JuiceFS is designed for massive data storage and can be used as an alternative to many distributed file systems and network file systems, especially for the following scenarios.
- Big Data Analytics: compatible with HDFS without requiring extra API; seamlessly integrated with mainstream computing engines (Spark, Presto, Hive, etc.); unlimited storage space; nearly zero operation and maintenance costs; well-developed caching mechanism, and better performance than object storage.
- Machine Learning: compatible with POSIX, supporting all machine learning and deep learning frameworks; shareable file storage, which can improve the efficiency of team management and data use.

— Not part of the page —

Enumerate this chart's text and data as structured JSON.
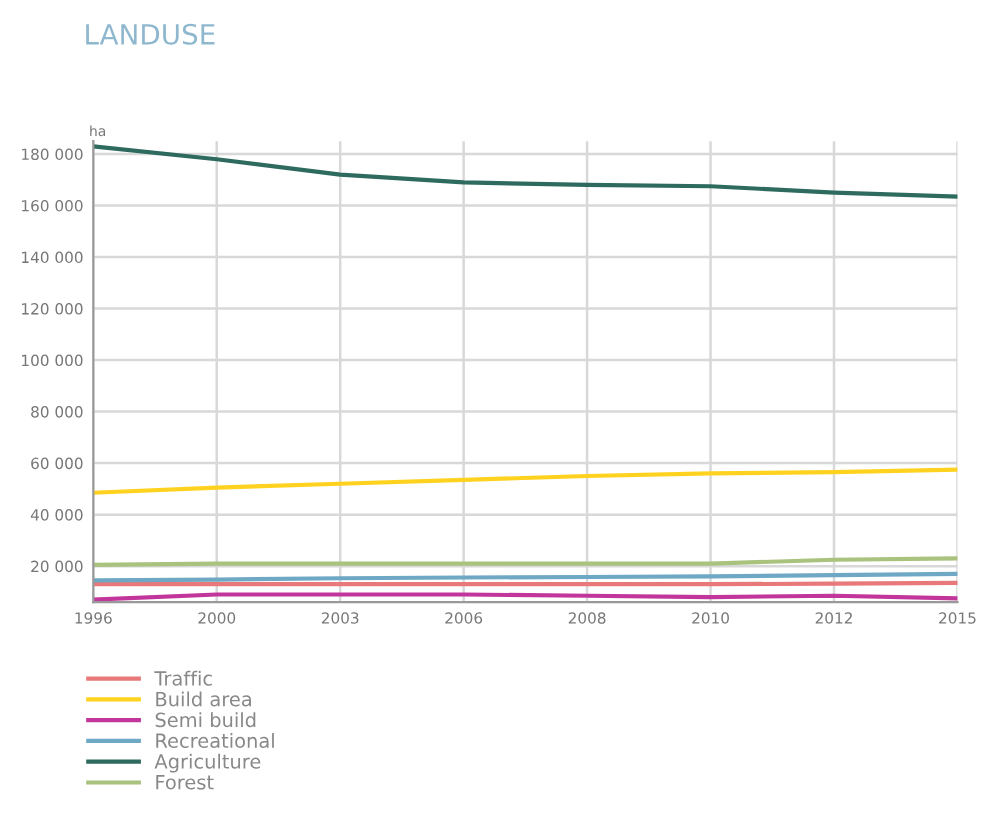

- Persistent volumes in container clusters: supporting Kubernetes CSI; persistent storage and independent of container lifetime; strong consistency to ensure that date stored is correct; take over data storage requirements to ensure statelessness of the service.
- Shared Workspace: JuiceFS file system can be mounted on any host; no restrictions to client concurrent read/write; POSIX compatible with existing data flow and scripting operations.
- Data Backup: Back up all kinds of data in scalable storage space without limitation; combined with the shared mount feature, data from multiple hosts can be aggregated into one place and then backed up together.
JuiceFS is open source software, and the source code can be found at GitHub. When using JuiceFS to store data, the data is split into chunks according to certain rules and stored in self-defined object storage or other storage media, and the corresponding metadata is stored in self-defined database.